Mas, afinal, o que fazia as mulheres serem consideradas bruxas naquele período? Embora eles reconhecessem como “práticas ligadas ao Diabo”, as atividades de bruxaria das mulheres eram apenas coisas que os homens não conseguiam entender e explicar. Entre elas, os segredos das curandeiras e parteiras que escapavam da compreensão da ciência precária da época, ervas e remédios caseiros para curar doenças, além de características do comportamento e do corpo feminino, como a sexualidade, menstruação, capacidades intuitivas e fertilidade.
Na verdade, várias atividades femininas eram entendidas como práticas de bruxaria. Grupos de mulheres que se reuniam para compartilhar conhecimentos medicinais (que, para as mais pobres, era a única opção de atendimento) e outras experiências eram identificados como uma reunião de bruxas. Além disso, mulheres que tentavam realizar grandes feitos sozinhas sem um homem também eram vistas como imorais. Neste período, as bruxas eram desde idosas com alguma deficiência física ou mental até mulheres bonitas e jovens que haviam ferido o ego de homens poderosos ou despertado desejo em padres celibatários – o que, para eles, era uma obra de “um pacto com o demônio”.
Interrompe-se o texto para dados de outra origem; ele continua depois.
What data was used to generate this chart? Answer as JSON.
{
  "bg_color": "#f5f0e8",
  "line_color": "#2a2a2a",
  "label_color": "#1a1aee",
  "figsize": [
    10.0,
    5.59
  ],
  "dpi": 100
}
As mulheres acusadas de bruxaria eram presas, mas passavam por um julgamento antes da sentença de punição. Na tentativa de obter a confissão do crime (ser uma bruxa), os inquisidores torturavam essas mulheres de diversas formas cruéis para forçá-las a assinar a confissão em um documento. Aquelas que decidiam confessar seus atos de bruxaria eram estranguladas antes de terem seus corpos queimados – uma morte com mais misericórdia, para eles. Já as mulheres que insistiam na inocência eram queimadas vivas em fogueiras, geralmente em praças públicas.
Por isso, as bruxas retornaram como ícones do movimento feminista: por terem sido mulheres livres, inteligentes e à frente de seu tempo. Mas, acima de tudo, por terem sido injustiçadas e assassinadas por serem mulheres. Estudiosos afirmam que a caça às bruxas foi um verdadeiro genocídio de gênero, contra o sexo feminino. Do ponto de vista feminista, as bruxas afrontavam o patriarcado e o poder da Igreja ao manifestarem seus conhecimentos medicinais, suas atuações nas comunidades, suas lutas para realizar feitos pessoais. As mulheres mortas acusadas de bruxaria foram nada mais do que vítimas do patriarcado, que era ainda pior naquela época, representando resistência, luta e rebeldia.
Enfim, é por isso que “somos as netas das bruxas que eles não conseguiram queimar”. Fight like a witch e #HappyHalloween!